Het hof zal allereerst de stelling van de man beoordelen dat hij door gebrek aan inkomsten de vastgestelde onderhoudsbijdragen niet kan voldoen en overweegt daartoe het volgende.
De man, thans 49 jaar, is docent techniek en hij is ook bevoegd om wiskundelessen te geven, zoals de man ter zitting heeft verklaard. Tussen partijen is niet in geschil dat hij zijn inkomsten genoot uit diverse besloten vennootschappen waarvan hij al dan niet middellijk directeur-grootaandeelhouder is en dat hij tijdens het huwelijk een salaris ontving van € 9.000,- bruto per maand.
De man is directeur-grootaandeelhouder van [Holding] Holding B.V. te [vestigingsplaats] (hierna: de Holding), welke vennootschap volledige houdstervennootschap is van Mainbusiness B.V. (hierna ook: Mainbusiness) en [Facilities] Facilities B.V. (hierna ook: [Facilities] ), alsmede een 50% belang heeft in Maintenance College B.V. In eerste aanleg heeft de man onder meer de jaarrekeningen 2014 van de Holding en van [Facilities] en de concept jaarrekeningen 2015 van de Holding en van [Facilities] overgelegd; in hoger beroep heeft hij ook de definitieve jaarrekeningen overgelegd over het jaar 2015 van de Holding, [Facilities] en Mainbusiness, alsmede de tussentijdse rapportage 2016 van de Holding tot en met 31 oktober 2016 en de concept-jaarrekeningen 2016 van [Facilities] en van Mainbusiness.
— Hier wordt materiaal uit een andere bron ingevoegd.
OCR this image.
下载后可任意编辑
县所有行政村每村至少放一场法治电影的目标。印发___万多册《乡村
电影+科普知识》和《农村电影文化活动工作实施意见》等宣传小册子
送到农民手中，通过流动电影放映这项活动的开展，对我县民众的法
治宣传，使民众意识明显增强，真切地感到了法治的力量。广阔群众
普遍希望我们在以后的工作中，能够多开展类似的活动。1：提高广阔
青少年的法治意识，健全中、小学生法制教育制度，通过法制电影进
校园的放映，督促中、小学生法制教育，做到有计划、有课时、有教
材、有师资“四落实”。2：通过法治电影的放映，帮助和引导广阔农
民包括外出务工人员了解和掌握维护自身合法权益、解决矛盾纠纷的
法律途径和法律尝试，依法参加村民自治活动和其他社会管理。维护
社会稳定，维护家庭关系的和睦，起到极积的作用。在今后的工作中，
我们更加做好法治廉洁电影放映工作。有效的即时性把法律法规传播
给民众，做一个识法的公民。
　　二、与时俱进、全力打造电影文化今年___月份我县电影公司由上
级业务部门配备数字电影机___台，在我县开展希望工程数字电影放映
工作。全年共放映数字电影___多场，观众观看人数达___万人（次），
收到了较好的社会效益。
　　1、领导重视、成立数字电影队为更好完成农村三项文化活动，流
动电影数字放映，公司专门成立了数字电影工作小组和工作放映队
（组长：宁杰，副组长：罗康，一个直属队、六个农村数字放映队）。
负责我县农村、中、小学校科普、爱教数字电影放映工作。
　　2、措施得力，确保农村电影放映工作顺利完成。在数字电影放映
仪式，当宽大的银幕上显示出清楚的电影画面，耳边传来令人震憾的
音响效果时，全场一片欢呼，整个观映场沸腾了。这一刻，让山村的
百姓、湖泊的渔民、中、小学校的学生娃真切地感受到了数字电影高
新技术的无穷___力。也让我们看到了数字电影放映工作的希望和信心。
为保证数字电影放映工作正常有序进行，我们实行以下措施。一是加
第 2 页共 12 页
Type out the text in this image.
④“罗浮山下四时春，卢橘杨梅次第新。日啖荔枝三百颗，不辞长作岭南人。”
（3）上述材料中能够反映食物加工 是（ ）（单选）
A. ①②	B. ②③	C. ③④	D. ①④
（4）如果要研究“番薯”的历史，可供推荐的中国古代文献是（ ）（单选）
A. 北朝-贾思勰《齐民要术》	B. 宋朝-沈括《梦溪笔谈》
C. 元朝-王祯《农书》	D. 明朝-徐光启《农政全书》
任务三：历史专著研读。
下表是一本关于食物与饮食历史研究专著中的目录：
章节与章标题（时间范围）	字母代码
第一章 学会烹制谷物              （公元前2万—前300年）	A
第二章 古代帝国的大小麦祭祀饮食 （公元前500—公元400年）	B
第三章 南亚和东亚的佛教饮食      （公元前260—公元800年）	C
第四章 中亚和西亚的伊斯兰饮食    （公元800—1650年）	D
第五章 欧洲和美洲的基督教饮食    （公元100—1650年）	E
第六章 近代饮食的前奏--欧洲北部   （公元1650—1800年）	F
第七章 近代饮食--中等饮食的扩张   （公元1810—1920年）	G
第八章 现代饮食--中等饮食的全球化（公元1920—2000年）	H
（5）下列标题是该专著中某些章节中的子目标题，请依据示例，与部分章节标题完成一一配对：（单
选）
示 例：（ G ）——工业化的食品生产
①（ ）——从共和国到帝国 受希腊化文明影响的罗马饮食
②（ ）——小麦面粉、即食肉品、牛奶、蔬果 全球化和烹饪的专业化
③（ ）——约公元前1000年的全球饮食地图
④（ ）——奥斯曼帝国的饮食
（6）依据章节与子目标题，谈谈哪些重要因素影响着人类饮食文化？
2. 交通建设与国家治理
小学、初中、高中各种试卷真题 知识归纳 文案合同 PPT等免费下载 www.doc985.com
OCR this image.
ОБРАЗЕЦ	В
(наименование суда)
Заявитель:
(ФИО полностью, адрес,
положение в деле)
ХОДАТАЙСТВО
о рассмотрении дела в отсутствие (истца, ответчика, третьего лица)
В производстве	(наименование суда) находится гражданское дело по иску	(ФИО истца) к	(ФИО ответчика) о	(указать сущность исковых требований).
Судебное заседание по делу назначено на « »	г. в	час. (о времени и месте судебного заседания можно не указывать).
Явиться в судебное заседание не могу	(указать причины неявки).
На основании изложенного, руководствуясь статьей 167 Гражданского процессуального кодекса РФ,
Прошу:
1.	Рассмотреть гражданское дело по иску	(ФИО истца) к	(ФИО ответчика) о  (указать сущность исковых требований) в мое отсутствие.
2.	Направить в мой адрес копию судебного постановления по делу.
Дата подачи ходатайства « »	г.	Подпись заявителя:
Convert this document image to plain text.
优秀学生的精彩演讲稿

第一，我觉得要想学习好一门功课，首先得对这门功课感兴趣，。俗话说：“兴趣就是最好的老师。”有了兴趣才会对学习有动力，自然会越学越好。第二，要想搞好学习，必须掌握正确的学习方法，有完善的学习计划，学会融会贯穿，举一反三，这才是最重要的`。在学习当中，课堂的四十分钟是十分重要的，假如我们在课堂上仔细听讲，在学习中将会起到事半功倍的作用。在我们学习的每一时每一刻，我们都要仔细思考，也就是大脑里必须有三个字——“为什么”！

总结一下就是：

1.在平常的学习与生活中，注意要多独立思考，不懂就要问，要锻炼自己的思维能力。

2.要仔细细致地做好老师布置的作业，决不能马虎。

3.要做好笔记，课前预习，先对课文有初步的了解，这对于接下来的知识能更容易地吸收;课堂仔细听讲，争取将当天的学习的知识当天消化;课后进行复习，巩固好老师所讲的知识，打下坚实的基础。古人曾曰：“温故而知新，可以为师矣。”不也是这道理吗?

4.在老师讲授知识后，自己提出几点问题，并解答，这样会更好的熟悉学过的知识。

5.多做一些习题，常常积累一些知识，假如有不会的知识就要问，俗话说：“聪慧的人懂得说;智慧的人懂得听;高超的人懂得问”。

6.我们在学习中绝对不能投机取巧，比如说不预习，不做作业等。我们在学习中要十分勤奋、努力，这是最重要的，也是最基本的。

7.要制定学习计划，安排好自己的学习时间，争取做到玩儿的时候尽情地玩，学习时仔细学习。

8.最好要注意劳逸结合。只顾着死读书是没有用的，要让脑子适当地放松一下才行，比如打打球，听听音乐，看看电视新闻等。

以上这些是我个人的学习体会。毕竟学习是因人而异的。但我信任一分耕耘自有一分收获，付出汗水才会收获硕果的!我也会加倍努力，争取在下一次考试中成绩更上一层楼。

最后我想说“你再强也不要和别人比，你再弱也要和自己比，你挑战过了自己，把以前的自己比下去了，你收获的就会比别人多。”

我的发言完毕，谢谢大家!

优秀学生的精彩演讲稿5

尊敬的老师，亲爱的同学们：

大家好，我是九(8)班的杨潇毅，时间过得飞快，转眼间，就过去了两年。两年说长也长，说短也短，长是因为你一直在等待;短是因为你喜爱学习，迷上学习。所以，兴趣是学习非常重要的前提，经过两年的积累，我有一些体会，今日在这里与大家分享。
Van Maintenance College B.V. heeft de man geen financiële gegevens overgelegd zodat het hof zich geen oordeel heeft kunnen vormen over de financiële positie van deze vennootschap, zo min als over de financiële relatie van de man met deze vennootschap. Ook heeft de man geen belastingaangiften en belastingaanslagen van de verschillende vennootschappen in het geding gebracht, zodat het hof ook geen inzicht heeft in de fiscale positie van de verschillende vennootschappen. De aangiften en aanslagen Inkomstenbelasting heeft de man evenmin overgelegd.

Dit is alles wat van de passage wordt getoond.